Navantia Launches Second Avante 2200 Corvette Al Diriyah for Royal Saudi Naval Forces
Spanish shipbuilder, Navantia has launched the second Avante 2200 corvette Al Diriyah (830) for the Royal Saudi Naval Forces (RSNF) during a ceremony at its San Fernando shipyard on Nov. 14.
The event, which included teleconference, was attended by the Commander of the Saudi Navy Vice Admiral Fahad Bin Abdullah Al-Ghofaily; President of Navantia, Belén Gualda; CEO of Saudi Arabian Military Industries (SAMI) Walid Abukhaled; and Spanish Chief of Staff of the Navy (AJEMA) Teodoro López Calderón.
The corvette is named Al Diriyah in homage to the city from which the Saudi royal family comes, and which today is twinned with San Fernando.[embedded content]

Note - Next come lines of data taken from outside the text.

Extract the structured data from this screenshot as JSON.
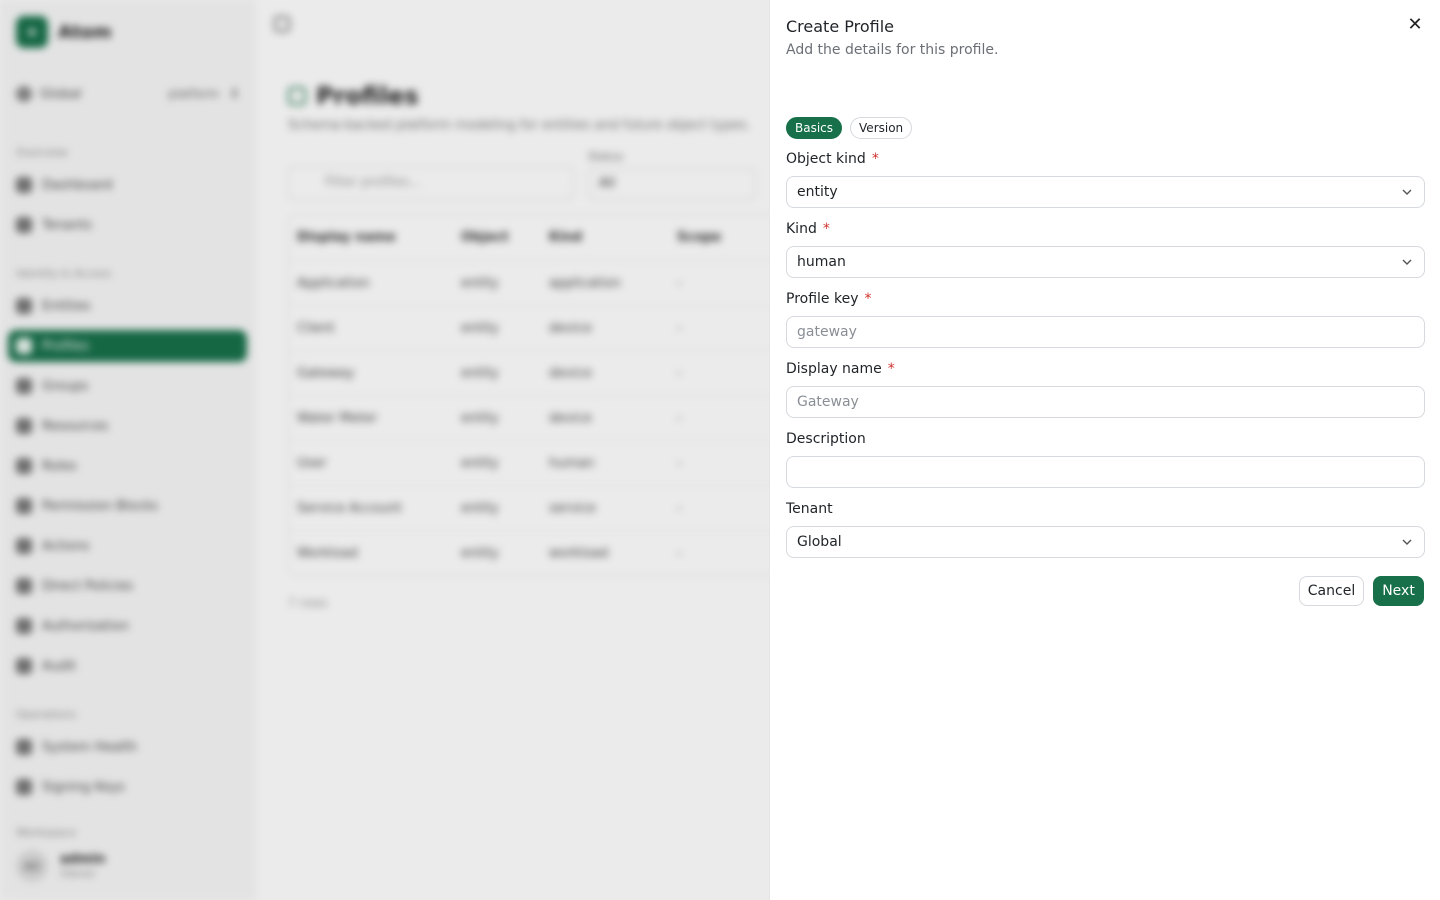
{
  "app": {
    "brand": "Atom",
    "scope": {
      "label": "Global",
      "tag": "platform"
    },
    "sections": {
      "overview": "Overview",
      "identity": "Identity & Access",
      "operations": "Operations",
      "workspace": "Workspace"
    },
    "nav": {
      "dashboard": "Dashboard",
      "tenants": "Tenants",
      "entities": "Entities",
      "profiles": "Profiles",
      "groups": "Groups",
      "resources": "Resources",
      "roles": "Roles",
      "permission_blocks": "Permission Blocks",
      "actions": "Actions",
      "direct_policies": "Direct Policies",
      "authorization": "Authorization",
      "audit": "Audit",
      "system_health": "System Health",
      "signing_keys": "Signing Keys"
    },
    "user": {
      "initials": "AD",
      "name": "admin",
      "role": "Owner"
    }
  },
  "page": {
    "title": "Profiles",
    "subtitle": "Schema-backed platform modeling for entities and future object types.",
    "filter_placeholder": "Filter profiles...",
    "status_label": "Status",
    "status_value": "All",
    "columns": [
      "Display name",
      "Object",
      "Kind",
      "Scope"
    ],
    "rows": [
      [
        "Application",
        "entity",
        "application",
        "-"
      ],
      [
        "Client",
        "entity",
        "device",
        "-"
      ],
      [
        "Gateway",
        "entity",
        "device",
        "-"
      ],
      [
        "Water Meter",
        "entity",
        "device",
        "-"
      ],
      [
        "User",
        "entity",
        "human",
        "-"
      ],
      [
        "Service Account",
        "entity",
        "service",
        "-"
      ],
      [
        "Workload",
        "entity",
        "workload",
        "-"
      ]
    ],
    "rows_count": "7 rows"
  },
  "sheet": {
    "title": "Create Profile",
    "description": "Add the details for this profile.",
    "close_icon": "close-icon",
    "steps": {
      "basics": "Basics",
      "version": "Version"
    },
    "fields": {
      "object_kind": {
        "label": "Object kind",
        "required": "*",
        "value": "entity"
      },
      "kind": {
        "label": "Kind",
        "required": "*",
        "value": "human"
      },
      "profile_key": {
        "label": "Profile key",
        "required": "*",
        "placeholder": "gateway",
        "value": ""
      },
      "display_name": {
        "label": "Display name",
        "required": "*",
        "placeholder": "Gateway",
        "value": ""
      },
      "description": {
        "label": "Description",
        "placeholder": "",
        "value": ""
      },
      "tenant": {
        "label": "Tenant",
        "value": "Global"
      }
    },
    "buttons": {
      "cancel": "Cancel",
      "next": "Next"
    }
  },
  "colors": {
    "accent": "#17704a",
    "required": "#d0312d",
    "border": "#d6d9dd",
    "muted_text": "#6b6f76"
  }
}
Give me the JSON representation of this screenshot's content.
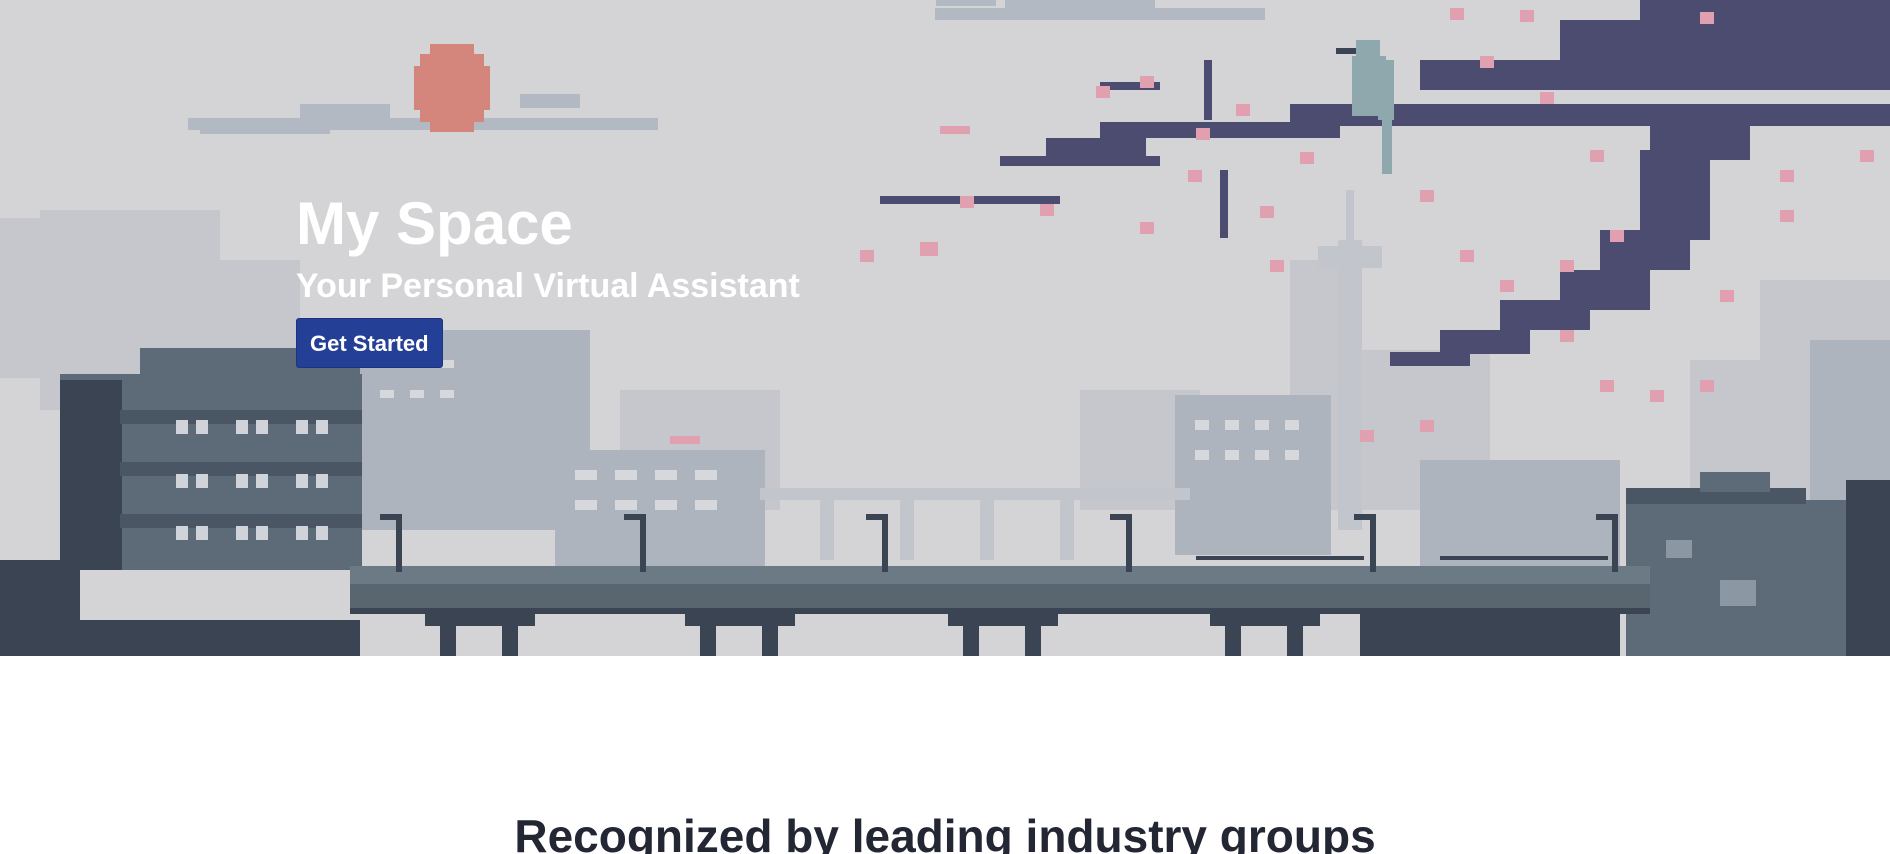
{
  "hero": {
    "title": "My Space",
    "subtitle": "Your Personal Virtual Assistant",
    "cta_label": "Get Started",
    "background_scene": "pixel-art-city-skyline-with-cherry-blossom-branch"
  },
  "section": {
    "heading": "Recognized by leading industry groups"
  },
  "colors": {
    "sky": "#d4d4d6",
    "sun": "#d4857c",
    "cloud": "#b0b6c0",
    "building_far": "#bfc2c9",
    "building_mid": "#a9b0ba",
    "building_near": "#5d6b78",
    "building_dark": "#3a4452",
    "branch": "#4c4c70",
    "blossom": "#e0a0b0",
    "bird": "#8fa8ad",
    "button": "#243f96",
    "heading_text": "#232733",
    "hero_text": "#ffffff"
  }
}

The contract for the construction of five Avante 2200 corvettes was signed between Kingdom of Saudi Arabia and Navantia last year, for €1.8 billion. The deal represented the largest in the history of Spanish public shipyards with a foreign client.
The program started in 2018 and the last vessel will be delivered in 2024. In addition, Navantia will be responsible for life cycle support for five years, from the delivery of the first vessel, with an option for an additional five years. The contract also includes the supply of various services such as integrated logistic support, operational and maintenance training, supply of Training and Training Centers for the Combat System and Platform Control System for ships, Support for Life Cycle, and the systems for the maintenance of the ships in the Naval Base.

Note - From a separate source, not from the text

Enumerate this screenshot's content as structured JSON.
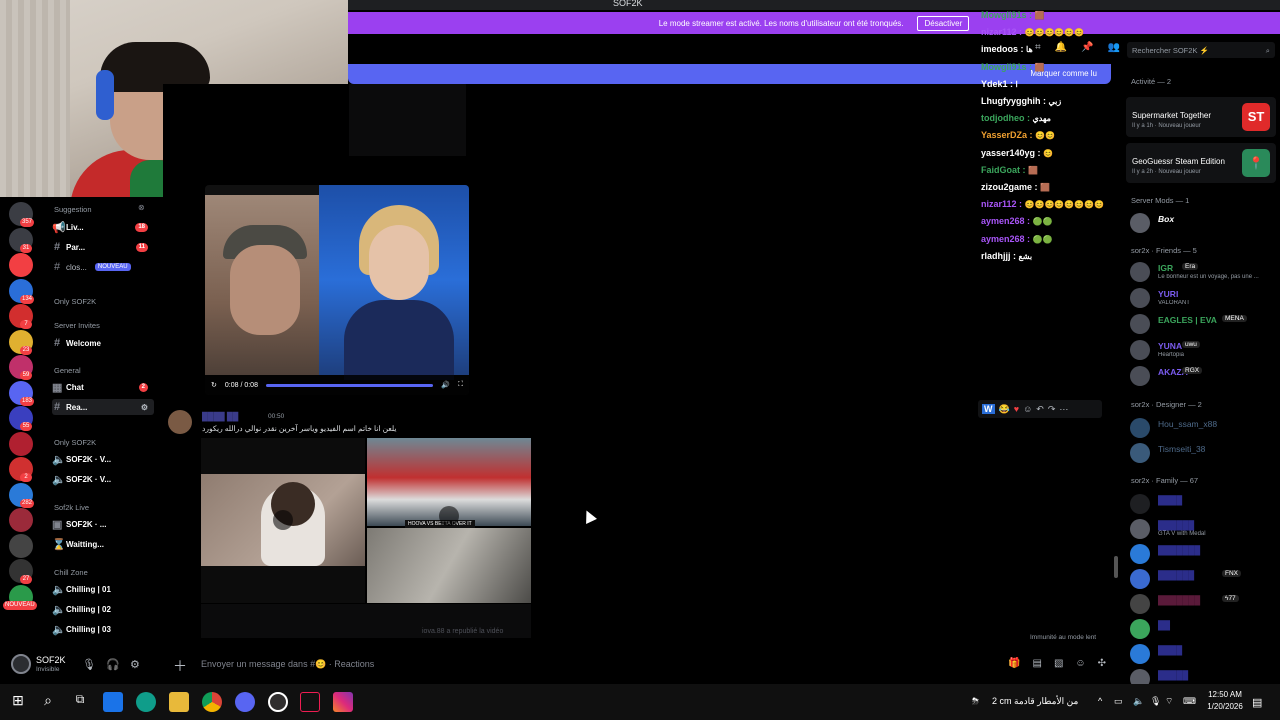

Navantia began construction of the first corvette, named Al Jubail (828), during a ceremony at the San Fernando shipyard, on Jan 15, 2019, with the keel of the vessel laid later that year. The ship’s launch took place on July 22, 2020. Navantia laid the keel for the third Saudi Avante 2200 corvette on August 6, 2020.
Saudi Avante 2200 Corvettes:
The new corvettes, based on Navantia’s Avante 2200 Combatant design, will be adapted to Royal Saudi Navy requirements offering advanced features, including behaviour at sea, high survival capacity and operating capacity at extreme temperatures in the area of the Gulf, all with an optimum life cycle cost.

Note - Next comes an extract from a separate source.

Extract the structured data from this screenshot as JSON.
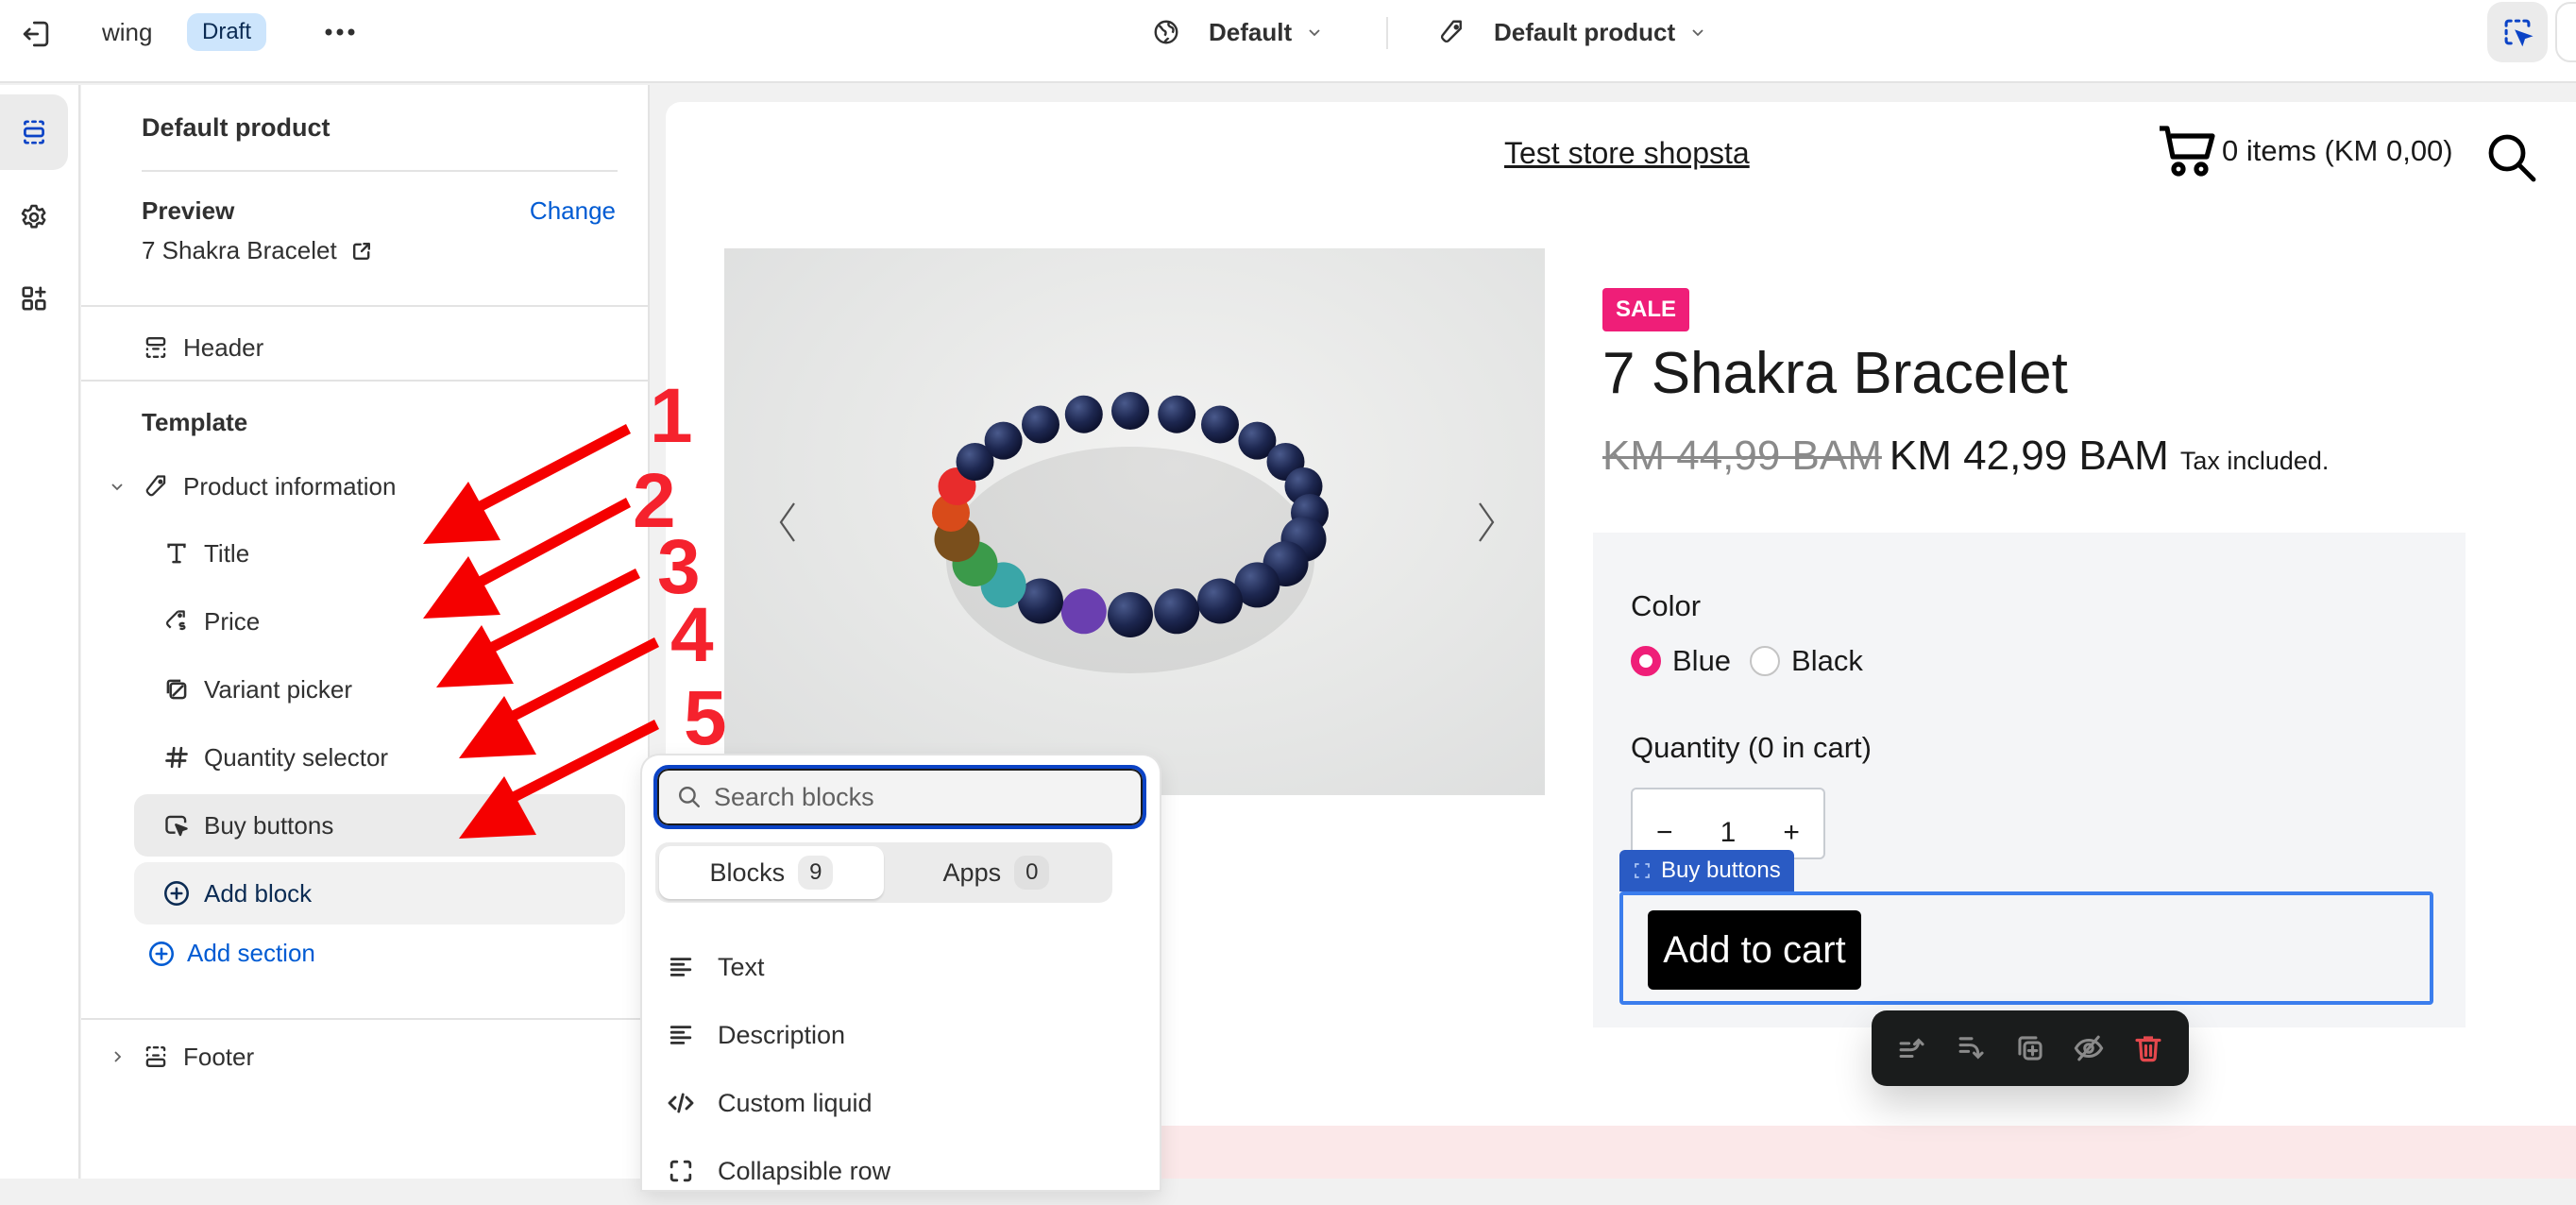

The design of the corvettes is state-of-the-art, maximizing at the same time the participation of Navantia incorporating its own products such as the CATIZ combat system, the HERMESYS integrated communications system, the DORNA firing direction, the Integrated Platform Control System, (IPCS) the MINERVA integrated bridge and motors and gearboxes.
The corvettes have a displacement of over 2,500 tons, a hull length of 98.9 m and a maximum speed of 25 knots. The vessel has a crew complement of 92. They can accommodate a 10t class helicopter and can deploy two 5.5m Rigid-Hulled Inflatable Boats (RHIB).
Venezuelan Navy already operates four ocean patrol vessels (Spanish: Patrullero Oceánico de Vigilancia de la Zona Económica Exclusiva, POVZEE) based on Avante 2200 Combatant design known in Venezuelan service as Guaiquerí-class. In comparison with the Venezuelan vessels, the Saudi corvettes will be heavily armed and more multirole.